So, what does ‘anti-national’ really mean? Obviously, as the ‘anti’ indicates, it is what ‘national’ or nationalistic is not. Then the real question is: what then, is ‘national’?

So far, the Bharatiya Janata Party/Akhil Bharatiya Vidyarthi Parishad collective hasn’t told us, in clear terms, what nationalism is. Which is strange, because if you are calling someone ‘anti-national’, that means you have a clear idea of what being ‘national’ means. They have, however, left us clues from which we can guess, but not very conclusively.

Rajnath Singh, when accusing JNU students of having ‘possible terror links’ has said to other political parties,

“Never should have something been done which puts a question mark over the country’s sovereignty and integrity. On such occasions, the entire country should be speaking in one voice. I would also appeal to all political parties not to view such episodes through the prism of political gains and losses.”

What this means is, we have judged something as a threat to the ‘national’ (which still remains vague). Because we have declared our judgement in defence of the ‘national’, nationalism is an agreement with our judgement. If you don’t agree, then you are automatically ‘them’ and not ‘us’. The country should be speaking in one voice. Our voice. The voice which knows what nationalism is, and can, therefore, identify those that are ‘anti-our voice’.

Amit Shah has reiterated much the same when he accused Rahul Gandhi of siding with JNU students. Is he suggesting that Rahul Gandhi is ‘anti-national’ too?

Next in line is a BJP MLA, who assaulted a man outside Patiala House for allegedly shouting ‘anti-national’ slogans. CNN-IBN reported that when asked about his actions, his comment was,

“Nothing wrong in beating up or even killing someone shouting slogans in favour of Pakistan.”

Which stands for: the ‘nation’ is above the ‘human’. Also, the nation is that which is not Pakistan. Which means, if you are not the nation, you are Pakistan. There is nothing wrong with killing Pakistan because we are the ‘right’ (pun intended) ones. They are wrong. Wrong is everything we are not. So it is okay to kill wrong.

Then, there was Smriti Irani, who said that the country will not tolerate any insult to Bharat Mata, meaning that ‘nationalism’ is preserving the sanctity of a symbol over all else, regardless of the implications or consequences. To be ‘nationalist’ is to uphold the symbol at all costs, even at the cost of lives and livelihoods. The symbol of the nation is sacred and absolute. It stands for our collective identity, bounding ‘us’ in a monolithic, homogenous whole, and keeping ‘them’ out. It is, as it were, the penultimate identity. Therefore, to question the nation is to question ‘us’. To disrespect the nation implies disrespecting one’s own, and all those who constitute ‘us’.

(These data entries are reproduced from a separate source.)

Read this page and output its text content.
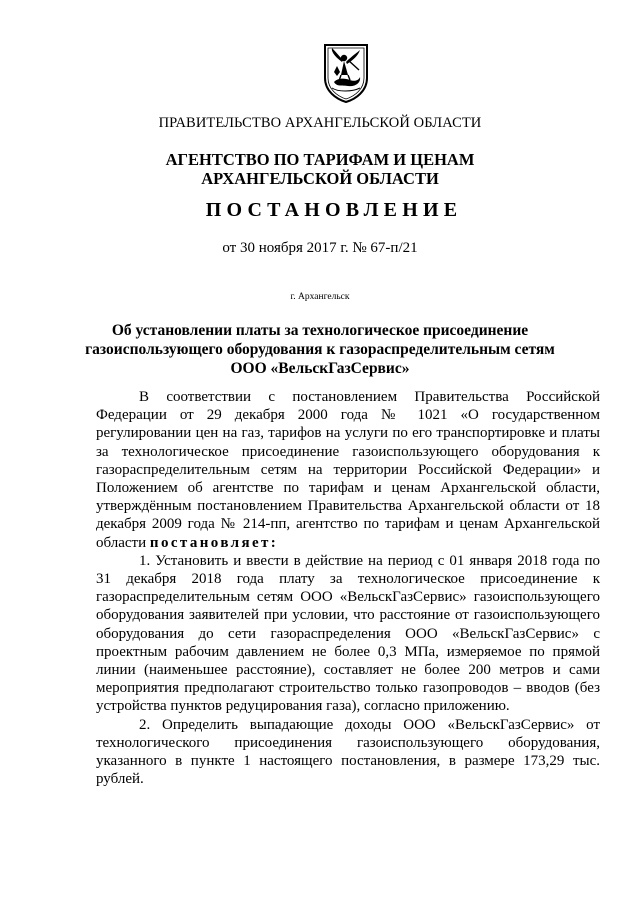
ПРАВИТЕЛЬСТВО АРХАНГЕЛЬСКОЙ ОБЛАСТИ
АГЕНТСТВО ПО ТАРИФАМ И ЦЕНАМ
АРХАНГЕЛЬСКОЙ ОБЛАСТИ
ПОСТАНОВЛЕНИЕ
от 30 ноября 2017 г. № 67-п/21
г. Архангельск
Об установлении платы за технологическое присоединение
газоиспользующего оборудования к газораспределительным сетям
ООО «ВельскГазСервис»

В соответствии с постановлением Правительства Российской Федерации от 29 декабря 2000 года № 1021 «О государственном регулировании цен на газ, тарифов на услуги по его транспортировке и платы за технологическое присоединение газоиспользующего оборудования к газораспределительным сетям на территории Российской Федерации» и Положением об агентстве по тарифам и ценам Архангельской области, утверждённым постановлением Правительства Архангельской области от 18 декабря 2009 года № 214-пп, агентство по тарифам и ценам Архангельской области постановляет:

1. Установить и ввести в действие на период с 01 января 2018 года по 31 декабря 2018 года плату за технологическое присоединение к газораспределительным сетям ООО «ВельскГазСервис» газоиспользующего оборудования заявителей при условии, что расстояние от газоиспользующего оборудования до сети газораспределения ООО «ВельскГазСервис» с проектным рабочим давлением не более 0,3 МПа, измеряемое по прямой линии (наименьшее расстояние), составляет не более 200 метров и сами мероприятия предполагают строительство только газопроводов – вводов (без устройства пунктов редуцирования газа), согласно приложению.

2. Определить выпадающие доходы ООО «ВельскГазСервис» от технологического присоединения газоиспользующего оборудования, указанного в пункте 1 настоящего постановления, в размере 173,29 тыс. рублей.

Because of this unquestionable, penultimate identity that is bestowed on us, the fear of being seen as betraying one’s own is so ingrained, that the media is quick to put out headlines about completely banal things like Ameesha Patel not standing up to respect the national anthem. This is, again, another example of the violation of the symbol of collective identity. What is more, when allegations are made the accused is likely to reiterate defensively, and clarify, rather hurriedly, that their allegiances do indeed lie with the nation.

In this process, the numerous sub-identities that exist within a nation are diluted, and get subsumed in the larger collective of the nation. And it is because of this fear of offending the symbology of the nation, that the scope for making a nuanced articulation of the ‘national’ identity ends, or at best, remains dubiously nebulous.

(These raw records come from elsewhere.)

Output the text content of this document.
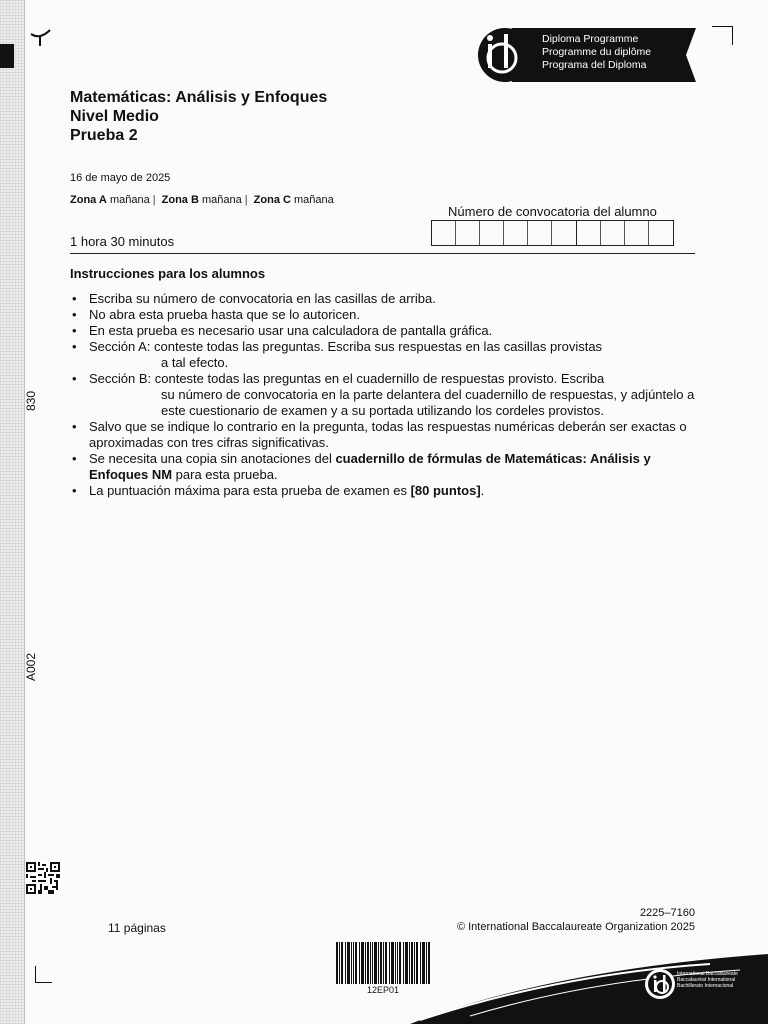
830
A002
Diploma Programme
Programme du diplôme
Programa del Diploma
Matemáticas: Análisis y Enfoques
Nivel Medio
Prueba 2
16 de mayo de 2025
Zona A mañana | Zona B mañana | Zona C mañana
Número de convocatoria del alumno
1 hora 30 minutos
Instrucciones para los alumnos
• Escriba su número de convocatoria en las casillas de arriba.
• No abra esta prueba hasta que se lo autoricen.
• En esta prueba es necesario usar una calculadora de pantalla gráfica.
• Sección A: conteste todas las preguntas. Escriba sus respuestas en las casillas provistas
a tal efecto.
• Sección B: conteste todas las preguntas en el cuadernillo de respuestas provisto. Escriba
su número de convocatoria en la parte delantera del cuadernillo de respuestas, y adjúntelo a este cuestionario de examen y a su portada utilizando los cordeles provistos.
• Salvo que se indique lo contrario en la pregunta, todas las respuestas numéricas deberán ser exactas o aproximadas con tres cifras significativas.
• Se necesita una copia sin anotaciones del cuadernillo de fórmulas de Matemáticas: Análisis y Enfoques NM para esta prueba.
• La puntuación máxima para esta prueba de examen es [80 puntos].
11 páginas
2225–7160
© International Baccalaureate Organization 2025
12EP01
International Baccalaureate
Baccalauréat International
Bachillerato Internacional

The concept of a nation, and therefore, nationalism, begins in the good old days of revolution in Europe of the late 1700s and early 1800s. The socio-political unit of a nation comes in a fragmented Europe in the aftermath of the Napoleonic Wars. Revolutionaries across Europe form collectives striving to build nations. In 1834, the brotherhood of Young Europe issued a statement that embodies what the act of nation building meant to them:

“Every people has its special mission, which will cooperate towards the fulfilment of the general mission of humanity. That mission constitutes its nationality. Nationality is sacred.”

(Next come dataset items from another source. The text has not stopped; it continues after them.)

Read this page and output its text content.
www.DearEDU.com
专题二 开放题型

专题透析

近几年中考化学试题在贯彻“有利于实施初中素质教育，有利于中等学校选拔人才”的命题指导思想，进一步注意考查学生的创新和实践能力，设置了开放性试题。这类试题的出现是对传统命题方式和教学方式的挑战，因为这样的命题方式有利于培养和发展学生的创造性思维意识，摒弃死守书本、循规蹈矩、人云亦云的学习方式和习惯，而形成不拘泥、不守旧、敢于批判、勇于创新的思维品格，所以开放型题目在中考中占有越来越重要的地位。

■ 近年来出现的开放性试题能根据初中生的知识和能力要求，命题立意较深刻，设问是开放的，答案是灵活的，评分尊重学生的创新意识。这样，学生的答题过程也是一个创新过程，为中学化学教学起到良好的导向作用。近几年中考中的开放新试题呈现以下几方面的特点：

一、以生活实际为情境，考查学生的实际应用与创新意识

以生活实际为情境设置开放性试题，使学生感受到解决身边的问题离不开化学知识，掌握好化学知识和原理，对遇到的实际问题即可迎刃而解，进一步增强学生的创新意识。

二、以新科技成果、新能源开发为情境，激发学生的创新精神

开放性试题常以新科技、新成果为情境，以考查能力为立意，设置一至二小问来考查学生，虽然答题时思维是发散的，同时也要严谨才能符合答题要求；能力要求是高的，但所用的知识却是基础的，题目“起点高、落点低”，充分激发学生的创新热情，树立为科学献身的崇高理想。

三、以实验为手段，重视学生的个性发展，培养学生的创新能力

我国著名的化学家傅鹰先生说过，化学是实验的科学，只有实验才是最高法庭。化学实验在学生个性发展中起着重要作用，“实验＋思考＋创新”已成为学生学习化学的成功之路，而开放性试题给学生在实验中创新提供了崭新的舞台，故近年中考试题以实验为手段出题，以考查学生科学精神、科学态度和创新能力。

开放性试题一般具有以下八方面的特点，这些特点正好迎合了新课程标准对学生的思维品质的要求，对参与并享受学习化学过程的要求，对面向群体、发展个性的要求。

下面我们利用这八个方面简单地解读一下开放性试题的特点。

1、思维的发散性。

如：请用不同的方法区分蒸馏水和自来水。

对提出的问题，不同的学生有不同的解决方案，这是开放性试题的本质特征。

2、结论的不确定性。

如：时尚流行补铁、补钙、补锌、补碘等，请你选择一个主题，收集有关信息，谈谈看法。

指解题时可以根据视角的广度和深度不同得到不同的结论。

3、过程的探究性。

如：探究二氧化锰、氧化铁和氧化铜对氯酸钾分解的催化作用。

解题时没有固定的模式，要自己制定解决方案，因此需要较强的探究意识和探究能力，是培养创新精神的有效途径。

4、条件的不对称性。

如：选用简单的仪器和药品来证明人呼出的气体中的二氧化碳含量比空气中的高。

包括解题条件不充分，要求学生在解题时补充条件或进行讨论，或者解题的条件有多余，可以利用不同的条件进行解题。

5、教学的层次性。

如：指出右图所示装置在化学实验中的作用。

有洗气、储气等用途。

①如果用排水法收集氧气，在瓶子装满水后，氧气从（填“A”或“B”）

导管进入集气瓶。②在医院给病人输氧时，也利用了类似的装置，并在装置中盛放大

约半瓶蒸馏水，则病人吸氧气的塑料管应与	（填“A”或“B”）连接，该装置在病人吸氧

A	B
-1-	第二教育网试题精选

I bring up this statement because it was made by those who began to see the world in terms of nations, and endeavoured to consciously construct what they thought a nation should be, for the larger benefit of humanity.

You may note, a nation here is its collective mission, and the mission itself is sacred. This leads us to the question: what is our mission, as a nation? The answer to that will determine the ‘anti-national’ as someone opposing the mission. Is our mission agreeing to everything that the representatives of the government tell us in the name of the ‘nation’? Or is it social justice and ethical responsibility? The government may rule the nation, but they do not constitute the nation.

It is very difficult to arrive at a collective mission, because it has to be acceptable to all within the nation, and therefore, is required to be accommodative. There are various, and often contradictory interests that can hinder the process of nation building. This is because, when the nation is created it is the imposition of a larger identity on a number of already existent identities. The Partition, for instance, was telling a Hindu man in Karachi, that he is no longer from Karachi. What has always been his home, and therefore, his regional identity, is something he is forced to dis-identify with. Instead, on the charge of nationalism, he is meant to identify as Hindustani.

That nationalism is not universal and one-dimensional should be apparent from the history of the freedom struggle itself. Gandhian nationalism disagreed vehemently with that of Subhas Chandra Bose, and Nehruvian nationalism was quite another matter. The vision of the nation differed for every one of our freedom fighters. Did they then spend their meetings calling each other ‘anti-national’?

In 2008, Amartya Sen (who, hopefully, everyone sees as a person worthy of ‘national’ pride, and is not known to be a Communist) wrote an article for the Economic and Political Weekly, entitled, ‘Is Nationalism a Boon or a Curse?’ I believe the need of the hour is to consider the following lines very carefully.

“It would be wrong to see nationalism as either an unmitigated evil or a universal virtue. It can be both, a boon and a curse – depending on the circumstances two sides of the same coin…Central to understanding the contingent variability of the role of nationalism is the need to see nationality as one identity among many that we all have.”

Inequality among identities is part of the problem that the JNU students face today. Heroism and glorification of the nation and its symbols gives it (nationality) the top priority in the hierarchy of identities. It is why certain news anchors can cry foul and use the glory of sacrifice to manipulate opinion, because the nation is, after all, unquestionable.

So, to be ‘nationalist’ is to agree to a set of goals or ideas, over and above our various sub-identities. But these goals and ideas may be shared with many people across borders also, depending on what their aspirations as a nation are. So consider this:

“Imagine there’s no countries
It isn’t hard to do
Nothing to kill or die for
And no religion too
Imagine all the people
Living life in peace…

You may say I’m a dreamer
But I’m not the only one
I hope someday you’ll join us
And the world will be as one”
– John Lennon

This ‘dreamer’ paid with death. Dreamers are boundless minds who do not identify with the consciously created boundaries of the nation but choose instead to identify with humanity. A larger whole where there is no ‘us’, and no ‘them’.

So when Arnab Goswami shouts at students saying he has lost all patience, because “how dare [they] speak over [him] when [he was] speaking about Lance Naik Hanumanthappa” and the heroes who give their lives to protect the nation, the alleged ‘anti-nationals’ smile. Because they know that the only thing armies protect at the cost of their lives (and this applies to all armies everywhere and not just the Indian Army), is the right of those in power to perpetuate their hierarchies.